The drone is being used as a new advanced way to measure the ship’s sulfur levels in fuel in accordance with the IMO 2020 sulfur regulations. This means that ships whose fuel contains more than 0.1% sulfur will need to submit to an inspection at the next port.

The CEO of Knut Roar Wiig at Nordic Unmanned said:

“We are very focused on supporting environmental authorities in applying SO2 regulations to reduce marine air pollution. Being able to do this on the world’s busiest shipping lane is very important and satisfying to us. We continue to be the pioneer of the unmanned aviation industry, and France is the 4th country in Europe where we are granted permits to fly an unmanned aircraft with a maximum take-off weight (MTOW) of over 150 kg beyond visual line of sight (BVLOS) in different classes of civil airspace. Our industry is still in its exciting beginnings, and the potential for using unmanned technology today and in the future is enormous.
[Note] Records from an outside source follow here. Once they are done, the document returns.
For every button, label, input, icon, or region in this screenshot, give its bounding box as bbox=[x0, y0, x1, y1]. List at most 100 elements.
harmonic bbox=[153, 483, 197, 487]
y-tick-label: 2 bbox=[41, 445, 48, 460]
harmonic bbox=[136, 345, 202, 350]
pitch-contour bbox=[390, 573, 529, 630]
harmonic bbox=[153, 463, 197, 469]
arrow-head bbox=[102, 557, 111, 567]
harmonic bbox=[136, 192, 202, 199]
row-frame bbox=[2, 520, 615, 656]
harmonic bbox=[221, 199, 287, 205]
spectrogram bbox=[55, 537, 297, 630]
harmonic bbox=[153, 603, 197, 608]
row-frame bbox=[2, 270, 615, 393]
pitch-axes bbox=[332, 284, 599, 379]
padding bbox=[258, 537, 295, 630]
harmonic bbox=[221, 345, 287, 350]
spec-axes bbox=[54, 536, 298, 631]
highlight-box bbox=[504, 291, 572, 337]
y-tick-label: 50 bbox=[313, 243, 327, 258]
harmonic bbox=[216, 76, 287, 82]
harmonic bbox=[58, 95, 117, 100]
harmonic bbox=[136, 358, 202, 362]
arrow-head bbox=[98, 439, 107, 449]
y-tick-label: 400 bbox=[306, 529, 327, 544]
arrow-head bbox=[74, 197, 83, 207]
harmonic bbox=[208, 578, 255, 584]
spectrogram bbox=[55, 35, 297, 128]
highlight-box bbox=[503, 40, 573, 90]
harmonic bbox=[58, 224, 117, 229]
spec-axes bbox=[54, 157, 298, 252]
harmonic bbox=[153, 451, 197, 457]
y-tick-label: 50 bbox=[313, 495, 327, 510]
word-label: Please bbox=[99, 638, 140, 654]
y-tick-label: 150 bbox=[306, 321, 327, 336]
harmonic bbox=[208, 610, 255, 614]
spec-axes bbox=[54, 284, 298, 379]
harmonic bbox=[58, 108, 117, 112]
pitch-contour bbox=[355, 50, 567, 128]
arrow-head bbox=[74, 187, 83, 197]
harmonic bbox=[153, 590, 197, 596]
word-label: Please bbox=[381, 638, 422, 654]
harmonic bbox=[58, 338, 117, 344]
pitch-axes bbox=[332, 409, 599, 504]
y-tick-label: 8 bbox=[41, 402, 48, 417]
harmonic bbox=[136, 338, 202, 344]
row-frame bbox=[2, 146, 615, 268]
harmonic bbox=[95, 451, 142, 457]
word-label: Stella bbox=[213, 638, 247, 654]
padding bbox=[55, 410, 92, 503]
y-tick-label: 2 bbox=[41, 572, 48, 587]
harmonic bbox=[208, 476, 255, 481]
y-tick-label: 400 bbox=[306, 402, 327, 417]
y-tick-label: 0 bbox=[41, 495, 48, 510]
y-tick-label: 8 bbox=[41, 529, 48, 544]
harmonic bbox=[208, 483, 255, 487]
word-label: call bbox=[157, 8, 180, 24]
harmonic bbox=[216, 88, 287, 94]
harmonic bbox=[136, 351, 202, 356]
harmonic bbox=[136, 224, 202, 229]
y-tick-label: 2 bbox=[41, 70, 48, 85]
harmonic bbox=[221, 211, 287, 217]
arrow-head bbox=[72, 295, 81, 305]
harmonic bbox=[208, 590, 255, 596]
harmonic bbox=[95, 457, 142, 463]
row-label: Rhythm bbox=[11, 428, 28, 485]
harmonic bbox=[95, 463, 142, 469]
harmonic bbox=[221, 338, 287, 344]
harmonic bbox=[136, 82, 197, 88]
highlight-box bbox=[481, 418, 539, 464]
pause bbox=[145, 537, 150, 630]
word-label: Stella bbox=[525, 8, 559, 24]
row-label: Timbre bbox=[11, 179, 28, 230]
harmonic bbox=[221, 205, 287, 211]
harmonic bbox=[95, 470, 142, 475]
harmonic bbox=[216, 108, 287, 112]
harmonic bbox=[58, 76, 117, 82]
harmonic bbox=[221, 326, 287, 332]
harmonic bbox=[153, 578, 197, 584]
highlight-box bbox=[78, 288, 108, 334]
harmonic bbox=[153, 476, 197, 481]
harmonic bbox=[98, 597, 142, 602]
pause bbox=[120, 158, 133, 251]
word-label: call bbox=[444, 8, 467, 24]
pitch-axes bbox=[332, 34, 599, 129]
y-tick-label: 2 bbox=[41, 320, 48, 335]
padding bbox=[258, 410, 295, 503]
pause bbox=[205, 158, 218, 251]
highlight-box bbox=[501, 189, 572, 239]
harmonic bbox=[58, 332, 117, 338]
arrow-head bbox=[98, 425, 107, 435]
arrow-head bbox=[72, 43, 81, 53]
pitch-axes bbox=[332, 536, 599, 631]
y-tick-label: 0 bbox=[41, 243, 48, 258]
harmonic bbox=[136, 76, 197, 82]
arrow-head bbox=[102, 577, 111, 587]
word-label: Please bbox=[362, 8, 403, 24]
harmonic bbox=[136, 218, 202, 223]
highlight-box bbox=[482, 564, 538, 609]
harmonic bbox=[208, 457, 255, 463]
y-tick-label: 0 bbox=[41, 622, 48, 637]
Bruno Boucher, Vice President of Government Affairs at Nordic Unmanned followed with:

“Beyond the complex challenges of technical integration, meeting all regulatory requirements and building an agile operational team capable of delivering missions safely day after day in a multinational environment is what sets Nordic Unmanned apart in a market. rapidly growing.

Schiebel CAMCOPTER S-100

The CAMCOPTER S-100 is a fully autonomous drone from the Austrian drone manufacturer Schiebel. The drone is currently in use by 19 countries for military and non-military purposes. Malta uses the drone for its Migrant Aid Station at Sea, while the UK uses it for the HM Coast Guard.

The S-100 has a maximum flight speed of 140 miles per hour with a cruise speed of 120 miles per hour. It has a range of 110 miles and is powered by an Austro Engine AE50R Wankel engine producing 55 horsepower and can be fitted with a heavy fuel engine manufactured by Schiebel.